Specializes in Oncology/hematology.

Thank you for your post. I am a new grad and have been in oncology for 5 months now. I have actually cried with a few of my patients at this point. I am touched by them all and blessed to be a part of their lives, even if it's the hardest part. I just hope I help them in some small way, whether it be pain relief, a hand to hold, an ear to listen to their fears, or the professional nurse who argues with their doctors on their behalf. I think you are in the right place and your emotions are completely normal.

For me, the strange thing about oncology is that at absolutely random times, not in the hospital but in the rest of my life, every now and then one of my patients will flash into my mind and tears suddenly flow. I can be doing anything at all when suddenly a patient hits my brain and I'm whacked! While in the hospital this does not happen, I mean, after all, I have to try to be useful to the families which I can't do too much if I'm crying - but for reasons beyond my control - once in a month or so - the loss of a patient hits me really hard.
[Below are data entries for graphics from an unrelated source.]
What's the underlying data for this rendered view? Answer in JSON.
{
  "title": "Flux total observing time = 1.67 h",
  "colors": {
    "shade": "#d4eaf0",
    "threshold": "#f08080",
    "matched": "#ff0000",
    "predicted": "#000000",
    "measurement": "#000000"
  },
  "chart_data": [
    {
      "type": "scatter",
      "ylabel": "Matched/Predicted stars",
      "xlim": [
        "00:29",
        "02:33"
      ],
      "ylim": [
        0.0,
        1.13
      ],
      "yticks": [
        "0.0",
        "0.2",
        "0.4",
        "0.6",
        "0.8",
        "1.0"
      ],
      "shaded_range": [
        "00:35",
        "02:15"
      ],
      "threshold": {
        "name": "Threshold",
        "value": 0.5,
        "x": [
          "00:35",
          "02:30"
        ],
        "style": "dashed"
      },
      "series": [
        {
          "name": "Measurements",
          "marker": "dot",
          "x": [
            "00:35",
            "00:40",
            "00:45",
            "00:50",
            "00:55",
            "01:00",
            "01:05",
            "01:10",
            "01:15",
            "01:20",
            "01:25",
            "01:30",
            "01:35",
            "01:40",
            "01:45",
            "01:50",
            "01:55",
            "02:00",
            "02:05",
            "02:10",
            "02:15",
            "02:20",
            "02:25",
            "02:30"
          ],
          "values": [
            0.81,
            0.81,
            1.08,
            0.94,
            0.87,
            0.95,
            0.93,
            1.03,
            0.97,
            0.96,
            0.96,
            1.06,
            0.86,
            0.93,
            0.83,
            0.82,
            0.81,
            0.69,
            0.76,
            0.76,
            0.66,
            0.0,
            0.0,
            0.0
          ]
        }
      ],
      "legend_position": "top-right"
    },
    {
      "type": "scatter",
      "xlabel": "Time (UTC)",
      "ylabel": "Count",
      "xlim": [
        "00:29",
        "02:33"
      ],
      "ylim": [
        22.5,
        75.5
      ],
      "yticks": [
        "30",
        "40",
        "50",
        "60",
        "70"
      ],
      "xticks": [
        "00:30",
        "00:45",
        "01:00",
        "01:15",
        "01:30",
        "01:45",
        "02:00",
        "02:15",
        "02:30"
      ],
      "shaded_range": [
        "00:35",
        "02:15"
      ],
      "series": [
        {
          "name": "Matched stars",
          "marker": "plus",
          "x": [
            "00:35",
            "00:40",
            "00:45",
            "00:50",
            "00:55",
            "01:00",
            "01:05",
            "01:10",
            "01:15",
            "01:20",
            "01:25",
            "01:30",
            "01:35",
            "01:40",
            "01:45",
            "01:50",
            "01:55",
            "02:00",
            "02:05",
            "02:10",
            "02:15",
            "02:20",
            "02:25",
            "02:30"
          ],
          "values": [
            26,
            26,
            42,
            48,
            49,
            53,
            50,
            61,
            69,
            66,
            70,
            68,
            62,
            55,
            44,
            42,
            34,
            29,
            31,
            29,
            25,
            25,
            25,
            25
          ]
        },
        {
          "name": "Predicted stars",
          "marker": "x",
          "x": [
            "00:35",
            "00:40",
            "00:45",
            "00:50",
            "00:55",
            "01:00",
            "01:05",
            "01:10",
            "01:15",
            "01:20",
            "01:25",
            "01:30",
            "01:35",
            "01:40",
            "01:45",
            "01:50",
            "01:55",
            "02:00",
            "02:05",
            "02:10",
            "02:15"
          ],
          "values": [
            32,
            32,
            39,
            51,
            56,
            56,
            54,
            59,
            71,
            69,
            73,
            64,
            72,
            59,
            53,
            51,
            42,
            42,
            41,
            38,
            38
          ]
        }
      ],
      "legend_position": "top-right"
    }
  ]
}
Anyway, that's my experience of tears with my oncology practice.

Specializes in Oncology, Medicine. Has 8 years experience.

I am a new grad about to start my first nursing job in inpatient Oncology (my chosen field) in February. I am so moved by OP's post and all of your stories and responses.
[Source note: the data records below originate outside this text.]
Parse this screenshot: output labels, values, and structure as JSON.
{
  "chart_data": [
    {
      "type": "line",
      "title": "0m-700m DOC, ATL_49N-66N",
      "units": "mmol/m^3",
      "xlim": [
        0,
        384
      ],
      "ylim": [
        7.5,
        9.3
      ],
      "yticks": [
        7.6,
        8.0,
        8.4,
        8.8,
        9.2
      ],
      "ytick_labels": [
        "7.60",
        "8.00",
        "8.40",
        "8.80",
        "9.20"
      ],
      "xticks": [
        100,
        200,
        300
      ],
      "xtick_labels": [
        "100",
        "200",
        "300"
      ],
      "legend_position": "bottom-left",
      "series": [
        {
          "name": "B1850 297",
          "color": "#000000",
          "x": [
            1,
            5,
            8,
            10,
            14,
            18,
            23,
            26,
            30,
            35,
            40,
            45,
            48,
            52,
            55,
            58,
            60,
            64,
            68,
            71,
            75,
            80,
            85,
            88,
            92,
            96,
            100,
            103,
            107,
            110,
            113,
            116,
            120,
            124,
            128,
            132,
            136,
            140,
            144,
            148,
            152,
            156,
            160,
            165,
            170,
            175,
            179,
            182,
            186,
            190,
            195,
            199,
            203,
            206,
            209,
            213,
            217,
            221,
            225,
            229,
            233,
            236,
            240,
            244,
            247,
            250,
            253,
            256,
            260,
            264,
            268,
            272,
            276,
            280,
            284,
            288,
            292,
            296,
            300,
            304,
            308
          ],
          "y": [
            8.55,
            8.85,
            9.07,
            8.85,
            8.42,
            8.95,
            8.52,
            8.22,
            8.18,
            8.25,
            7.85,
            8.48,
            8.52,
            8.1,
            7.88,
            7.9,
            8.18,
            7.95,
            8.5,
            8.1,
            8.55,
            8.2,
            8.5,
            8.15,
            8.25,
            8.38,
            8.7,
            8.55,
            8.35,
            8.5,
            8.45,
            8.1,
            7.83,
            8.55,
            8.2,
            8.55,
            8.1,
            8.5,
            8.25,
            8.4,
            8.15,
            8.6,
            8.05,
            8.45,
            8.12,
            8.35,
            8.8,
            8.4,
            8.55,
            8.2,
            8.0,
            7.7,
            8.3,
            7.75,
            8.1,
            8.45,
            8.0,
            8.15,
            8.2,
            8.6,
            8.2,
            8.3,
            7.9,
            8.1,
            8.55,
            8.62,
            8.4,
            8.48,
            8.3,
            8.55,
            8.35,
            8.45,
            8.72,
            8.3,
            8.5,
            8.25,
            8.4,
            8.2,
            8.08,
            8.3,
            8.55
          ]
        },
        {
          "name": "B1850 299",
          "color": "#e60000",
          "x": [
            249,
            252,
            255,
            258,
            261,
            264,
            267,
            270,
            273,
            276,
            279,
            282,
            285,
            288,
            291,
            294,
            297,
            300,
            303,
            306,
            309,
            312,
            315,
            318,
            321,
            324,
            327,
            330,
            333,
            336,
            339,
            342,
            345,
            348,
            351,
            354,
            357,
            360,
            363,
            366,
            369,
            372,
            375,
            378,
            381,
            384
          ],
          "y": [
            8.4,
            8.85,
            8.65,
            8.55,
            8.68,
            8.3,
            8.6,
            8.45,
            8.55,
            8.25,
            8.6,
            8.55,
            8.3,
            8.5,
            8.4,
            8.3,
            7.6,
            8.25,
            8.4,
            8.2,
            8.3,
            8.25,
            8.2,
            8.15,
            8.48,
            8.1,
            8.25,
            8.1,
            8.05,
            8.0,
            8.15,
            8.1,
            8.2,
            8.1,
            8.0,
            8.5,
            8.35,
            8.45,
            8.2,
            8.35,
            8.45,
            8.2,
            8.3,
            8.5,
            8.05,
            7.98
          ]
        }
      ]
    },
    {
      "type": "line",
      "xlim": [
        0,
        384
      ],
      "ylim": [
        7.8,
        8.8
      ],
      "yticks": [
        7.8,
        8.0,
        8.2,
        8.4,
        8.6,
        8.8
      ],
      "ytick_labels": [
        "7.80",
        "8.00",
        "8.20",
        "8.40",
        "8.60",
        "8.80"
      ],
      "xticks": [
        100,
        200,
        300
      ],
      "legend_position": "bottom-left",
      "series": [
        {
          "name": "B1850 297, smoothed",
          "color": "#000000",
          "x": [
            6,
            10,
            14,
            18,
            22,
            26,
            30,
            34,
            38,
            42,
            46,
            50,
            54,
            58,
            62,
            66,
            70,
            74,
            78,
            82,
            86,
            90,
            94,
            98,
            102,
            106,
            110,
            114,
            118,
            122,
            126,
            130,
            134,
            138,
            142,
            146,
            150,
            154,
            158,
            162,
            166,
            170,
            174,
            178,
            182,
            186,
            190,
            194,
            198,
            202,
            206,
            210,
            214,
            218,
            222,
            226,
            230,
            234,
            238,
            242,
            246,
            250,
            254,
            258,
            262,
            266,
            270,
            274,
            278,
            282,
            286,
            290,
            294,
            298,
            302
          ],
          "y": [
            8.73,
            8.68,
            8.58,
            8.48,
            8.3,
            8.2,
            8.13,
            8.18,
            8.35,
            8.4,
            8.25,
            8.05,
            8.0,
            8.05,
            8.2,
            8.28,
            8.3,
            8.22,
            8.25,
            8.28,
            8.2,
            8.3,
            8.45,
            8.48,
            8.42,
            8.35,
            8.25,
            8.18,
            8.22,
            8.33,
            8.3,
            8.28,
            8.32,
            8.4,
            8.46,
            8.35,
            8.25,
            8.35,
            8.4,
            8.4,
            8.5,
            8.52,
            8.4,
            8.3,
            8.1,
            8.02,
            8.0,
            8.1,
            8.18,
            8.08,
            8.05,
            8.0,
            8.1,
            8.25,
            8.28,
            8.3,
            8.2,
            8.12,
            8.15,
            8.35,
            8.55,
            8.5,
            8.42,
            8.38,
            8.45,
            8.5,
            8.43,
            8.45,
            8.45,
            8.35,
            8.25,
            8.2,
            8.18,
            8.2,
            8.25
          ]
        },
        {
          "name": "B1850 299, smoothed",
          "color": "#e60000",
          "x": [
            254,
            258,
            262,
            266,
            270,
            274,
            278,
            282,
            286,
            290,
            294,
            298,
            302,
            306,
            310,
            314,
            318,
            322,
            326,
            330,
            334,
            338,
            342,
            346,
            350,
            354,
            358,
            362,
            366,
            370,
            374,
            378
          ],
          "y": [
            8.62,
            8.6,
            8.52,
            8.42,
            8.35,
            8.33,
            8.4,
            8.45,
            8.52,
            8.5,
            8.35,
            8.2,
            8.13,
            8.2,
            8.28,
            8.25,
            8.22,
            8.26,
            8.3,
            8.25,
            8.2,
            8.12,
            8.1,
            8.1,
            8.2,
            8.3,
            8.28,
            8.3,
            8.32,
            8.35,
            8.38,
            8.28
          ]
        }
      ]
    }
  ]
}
As far as tears...I think it's normal as long as I don't make the patient and family feel bad for me or worse for themselves. Balancing act, I guess. I will let you know how I do.

Has 23 years experience.

I worked oncology for six and a half years until last June, and I nodded throughout your whole post!

Everything you feel and wonder about is so normal, but talking about it with other nurses can be hit and miss. I saw experienced oncology nurses be critical of nurses who cry, and we even had a nurse who cried at the drop of a hat (I cheered her on because the 'culture' of our unit was not very accepting of nurses crying). It struck me that we all process things differently and need to be OK with however it is we do process things like death.

I remember my 'first' patient death too, and the look on the wife's face, the room number . . . yep.

For me, when I cry, usually I need to go somewhere and CRY for a while and I'm no use to anyone during that time. So it 'worked' for me to allow that detachment to take hold, so that I could be there for the family and my other three or four patients who I felt didn't need to 'worry' about why my face was all red or be exposed to the death in the next room. It was a very practical decision.

But I still felt it, every bit of it, and by the end of six plus years, I couldn't do it any more. Compassion fatigue, maybe. I could be detached but at a price, and it took me a while to accept my time in oncology was over. I felt inadequate compared to the nurses who'd been doing oncology and loving it for fifteen or twenty years, how did they do it? I had to accept I am what I am, and I couldn't apply anyone else's yardsticks to ME. I think that's a good point for you, to accept how you feel, moment by moment, and be OK with that, and not measure yourself up against the other staff.

When you need to lock yourself in the bathroom and cry, by all means do it. For me it was a bit mysterious, which patient would 'get to me' and which ones didn't so much.

This is a difficult specialty, and if we nurses didn't get as much good as we get from taking care of oncology patients, whatever that mysterious human spirit stuff is, it would be an impossible job.